Bayangkan jika sebuah alat yang dirancang untuk membantu kita malah membawa kita ke ambang batas kegilaan. Seorang pria berusia 60 tahun, dalam upaya untuk mengurangi klorida dari dietnya, justru berakhir di ruang darurat akibat efek samping yang mengerikan dari keputusan yang diambil setelah berkonsultasi dengan ChatGPT.

Pria ini, setelah berdiskusi dengan ChatGPT, mengganti semua natrium klorida yang biasa ia konsumsi dengan natrium bromida, yang ternyata merupakan racun bagi tubuhnya. Kurang dari tiga bulan setelah perubahan ini, ia mulai mengalami gejala psikiatrik seperti paranoia dan halusinasi, membawanya ke rumah sakit.

Kasus ini dipublikasikan dalam jurnal Annals of Internal Medicine Clinical Cases pada 5 Agustus. Berdasarkan informasi yang diberikan oleh OpenAI, perusahaan di balik ChatGPT, mereka mengingatkan bahwa layanan ini tidak ditujukan untuk diagnosis atau pengobatan penyakit. Mereka menekankan pentingnya mendapatkan saran dari profesional medis.

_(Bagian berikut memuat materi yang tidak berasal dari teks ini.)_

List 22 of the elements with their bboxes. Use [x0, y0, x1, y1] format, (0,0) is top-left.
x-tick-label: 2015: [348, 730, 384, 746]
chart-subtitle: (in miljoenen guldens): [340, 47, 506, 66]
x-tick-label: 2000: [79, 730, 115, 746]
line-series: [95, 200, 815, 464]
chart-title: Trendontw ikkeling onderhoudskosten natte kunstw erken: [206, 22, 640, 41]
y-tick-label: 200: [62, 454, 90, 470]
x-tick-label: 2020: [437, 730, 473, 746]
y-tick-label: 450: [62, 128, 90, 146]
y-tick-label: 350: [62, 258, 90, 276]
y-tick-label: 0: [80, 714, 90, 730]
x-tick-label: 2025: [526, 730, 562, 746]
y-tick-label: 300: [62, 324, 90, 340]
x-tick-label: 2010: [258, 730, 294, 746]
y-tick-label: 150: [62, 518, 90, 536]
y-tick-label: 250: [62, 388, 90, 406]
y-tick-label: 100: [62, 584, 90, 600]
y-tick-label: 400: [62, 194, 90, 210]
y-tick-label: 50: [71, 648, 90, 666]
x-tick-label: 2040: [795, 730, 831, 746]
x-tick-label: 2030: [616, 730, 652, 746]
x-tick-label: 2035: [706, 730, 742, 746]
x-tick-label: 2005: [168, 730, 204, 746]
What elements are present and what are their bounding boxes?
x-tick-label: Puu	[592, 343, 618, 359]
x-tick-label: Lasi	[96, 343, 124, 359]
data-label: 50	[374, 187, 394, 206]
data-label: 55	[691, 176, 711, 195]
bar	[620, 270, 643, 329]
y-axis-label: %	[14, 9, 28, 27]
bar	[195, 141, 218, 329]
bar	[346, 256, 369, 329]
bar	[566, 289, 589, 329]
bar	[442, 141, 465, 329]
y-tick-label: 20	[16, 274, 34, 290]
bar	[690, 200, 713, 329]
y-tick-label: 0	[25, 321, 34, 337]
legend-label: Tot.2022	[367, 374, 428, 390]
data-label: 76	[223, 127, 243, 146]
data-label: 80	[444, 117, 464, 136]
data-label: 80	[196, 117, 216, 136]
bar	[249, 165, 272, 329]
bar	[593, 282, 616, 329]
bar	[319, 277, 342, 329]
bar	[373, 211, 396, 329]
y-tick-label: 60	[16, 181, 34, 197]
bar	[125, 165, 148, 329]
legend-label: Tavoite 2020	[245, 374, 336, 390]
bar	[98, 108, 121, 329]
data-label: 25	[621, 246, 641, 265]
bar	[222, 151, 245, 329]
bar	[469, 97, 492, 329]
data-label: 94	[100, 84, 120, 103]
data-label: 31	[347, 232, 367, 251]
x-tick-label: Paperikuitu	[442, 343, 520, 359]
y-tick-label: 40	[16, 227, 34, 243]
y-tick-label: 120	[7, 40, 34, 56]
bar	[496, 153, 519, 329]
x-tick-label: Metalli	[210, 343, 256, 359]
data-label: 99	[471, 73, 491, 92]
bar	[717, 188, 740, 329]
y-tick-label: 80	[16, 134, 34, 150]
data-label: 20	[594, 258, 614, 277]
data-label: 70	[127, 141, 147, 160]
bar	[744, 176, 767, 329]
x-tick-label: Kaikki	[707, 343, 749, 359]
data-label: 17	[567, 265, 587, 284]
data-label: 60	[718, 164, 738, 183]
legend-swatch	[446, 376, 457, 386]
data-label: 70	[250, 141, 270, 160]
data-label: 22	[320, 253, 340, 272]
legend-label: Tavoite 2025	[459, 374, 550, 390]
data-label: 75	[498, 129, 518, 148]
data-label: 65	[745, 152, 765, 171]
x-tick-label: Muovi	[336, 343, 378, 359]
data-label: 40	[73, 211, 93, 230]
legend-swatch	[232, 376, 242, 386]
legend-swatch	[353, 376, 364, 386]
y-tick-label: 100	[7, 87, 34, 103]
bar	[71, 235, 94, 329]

Dalam sejarah medis, bromida dulunya banyak digunakan dalam obat resep, tapi kini telah dihapus dari banyak produk karena dapat menyebabkan bromism, sebuah sindrom akibat paparan kronis. Gejala-gejala yang timbul termasuk psikotik, kegelisahan, dan masalah kognitif, yang sangat berbahaya jika tidak ditangani dengan baik.

Melalui percobaan pribadinya, pria ini terinspirasi untuk menjadikan penghapusan klorida sebagai eksperimennya sendiri setelah membaca tentang efek buruk dari natrium klorida. Sayangnya, ia tidak menyadari bahwa mengubah garam dapur dengan bahan kimia lain tanpa konsultasi mendalam dapat berakibat fatal.

Setelah dirawat di rumah sakit, ia mengalami peningkatan kondisi setelah mendapatkan perawatan. Dalam proses pemulihan, ia mengungkapkan bahwa ia merasa sangat haus dan paranoid terhadap air yang ditawari kepadanya, serta mendapati sejumlah gejala fisik seperti jerawat dan pertumbuhan kecil di kulitnya.

Ahli medis menekankan pentingnya berhati-hati saat menggunakan teknologi AI dalam konteks kesehatan. AI memang punya potensi besar, tapi penggunaannya perlu dibarengi dengan kesadaran akan risikonya, terutama dalam pengambilan keputusan medis yang krusial.